Une femme m’a littéralement gueulé dessus, car la machine à écobons – une sorte d’imprimante automatique qui délivre des bons d’achats pour les clients – ne lui as pas vomi de « papillon ». L’opération papillons comme on l’appelle au supermarché, consiste en collectionner des papillons imprimés sur des écobons pour obtenir des points de fidélité supplémentaire, une fois qu’on en possède une dizaine. On parle souvent d’ opérations au supermarché, ils aiment beaucoup ce terme, un peu militaire, qui nous évoque des mouvements, une action directe et concrète sur le terrain ; l’opération c’est un peu la brigade des promotions, agressive, elle s’impose douloureusement dans le quotidien de la caissière.

Il s’agit donc de collectionner des papillons, la collection est un ressort ludique très courant au supermarché, rien qu’en ce moment, je suis supposé proposer aux gens une collection de papillons et une collection de timbres pour acheter des verres à prix réduits. Cette collection se rapproche également de la capitalisation : les timbres et les papillons ne viennent pas de nulle part, il faut les mériter, ils sont conditionnel aux achats que l’ont fait et les ajouter les uns aux autres c’est aussi ajouter les choses que l’on achète les unes aux autres. On joue bêtement à faire une collection de papillons qui représentent notre argent pour gagner des points de fidélité, autrement dit rien : si le but formel du jeu est de ne rien gagner, à quoi bon jouer ? Peut-être serait-il possible d’imaginer qu’il y a ici comme une économie de l’argent domestique, ne pas le cantonner à une utilisation unique, friable, ne pas le voir disparaître au moment de l’achat en le recréant symboliquement sous la forme de ces bons, de ces papillons, de ces points de fidélités, autant d’avatars de l’argent dépensé. (Remarque: on peut imaginer également que ces bons d'achat correspondent à une multiplication des jeux d'argent, il s'agit de faire le plus de transactions possibles - l'idée de plaisir?, ce qui entraîne la création de cette monnaie de singe.)

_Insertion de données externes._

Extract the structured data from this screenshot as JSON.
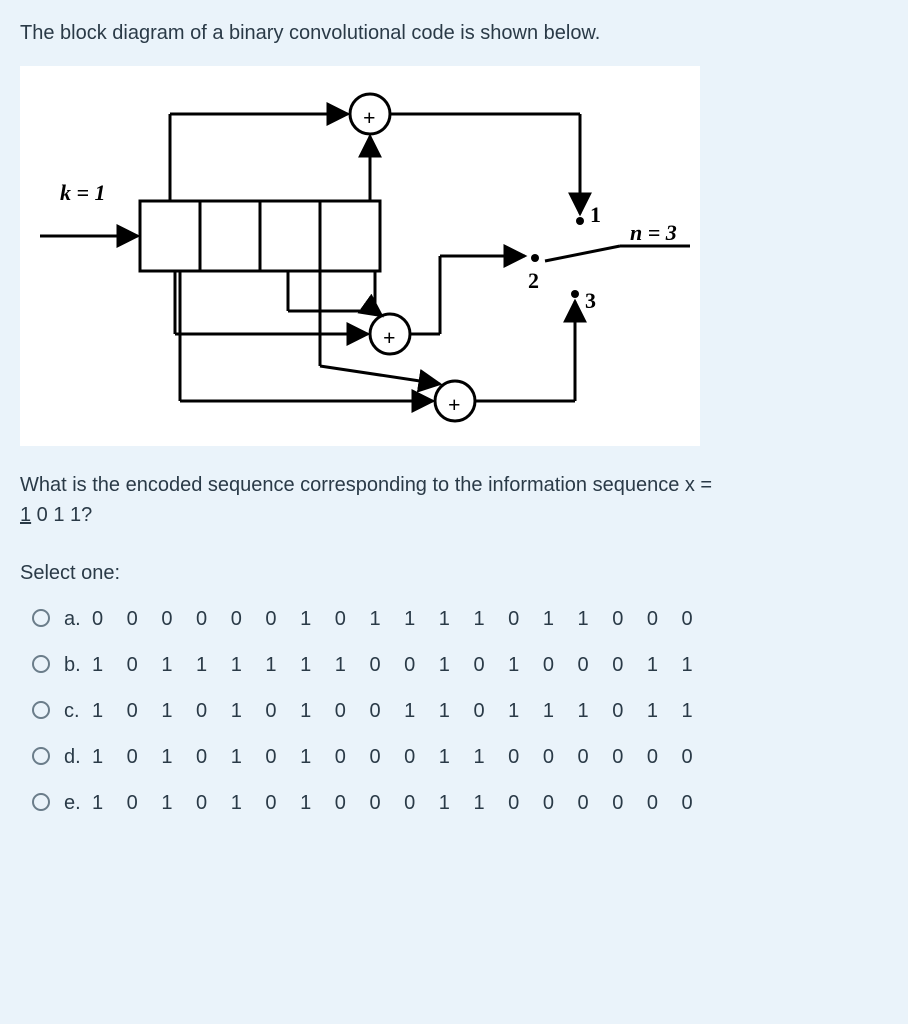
{
  "prompt": "The block diagram of a binary convolutional code is shown below.",
  "diagram": {
    "k_label": "k = 1",
    "n_label": "n = 3",
    "out1": "1",
    "out2": "2",
    "out3": "3",
    "adder": "+"
  },
  "question_prefix": "What is the encoded sequence corresponding to the information sequence x =",
  "info_seq_first": "1",
  "info_seq_rest": "   0    1    1?",
  "select_one": "Select one:",
  "options": [
    {
      "letter": "a.",
      "sequence": "0 0 0 0 0 0 1 0 1 1 1 1 0 1 1 0 0 0"
    },
    {
      "letter": "b.",
      "sequence": "1 0 1 1 1 1 1 1 0 0 1 0 1 0 0 0 1 1"
    },
    {
      "letter": "c.",
      "sequence": "1 0 1 0 1 0 1 0 0 1 1 0 1 1 1 0 1 1"
    },
    {
      "letter": "d.",
      "sequence": "1 0 1 0 1 0 1 0 0 0 1 1 0 0 0 0 0 0"
    },
    {
      "letter": "e.",
      "sequence": "1 0 1 0 1 0 1 0 0 0 1 1 0 0 0 0 0 0"
    }
  ]
}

thumbLes clients que je vois dans la journée ont une conscience imprécise de la tromperie que constitue ces histoires de carte de fidélité, ils sentent qu’il n’y a rien de cette innocence affichée ; cette sensation les pousse à questionner la générosité du supermarché (les bons de réduction ou ces points de fidélité qui aboutissent à des bons de réduction) et à aboutir à cette conclusion : « ah mais quand même c’est de l’arnaque ces histoires, il y a toujours un truc qui ne va pas, vous ne nous faites jamais les réductions ». On peut imaginer un questionnement plus agressif : qu’est ce que c’est que cette notion de fidélité, à quoi cela sert-il au magasin ? dans une vision courante de domination du supermarché sur le client – c’est la position des associations de défense des consommateurs par exemple. On retrouve ici tout un dispositif discursif mis en place par le distributeur pour rendre cette fidélité positive, pour faire du client fidèle un client malin, intelligent, qui sait saisir les opportunités, « malin et radin ». (Remarque : on pourrait également poser la question au consommateur : pourquoi les prix sont-ils si bas, lorsque vous êtes radin et malin, d’où vient la compensation ? et ainsi tenter de lui faire prendre en compte un autre aspect, peut-être plus global de ce dispositif) On peut pourtant penser qu’un tel discours est un leurre et que cette carte de fidélité, contrat de mariage grotesque du client à son supermarché produit une liaison improbable enfonçant un peu plus le client dans son assujettissement et son contrôle. Ces ridicules bons d’achat sont finalement un prix assez faible à payer pour se doter d’outils de surveillance permettant la production d’une masse statistique exploitable pour toujours mieux adapter le dispositif de distribution au comportement apparemment irrationnel des clients, ou si celui reste décidément trop imprévisible, pour l’inscrire de force dans des systèmes, des architectures et des procédures qui le feront une variable plus rentable.

PS: désolé pour les photos, mais je kiffe trop ces costumes.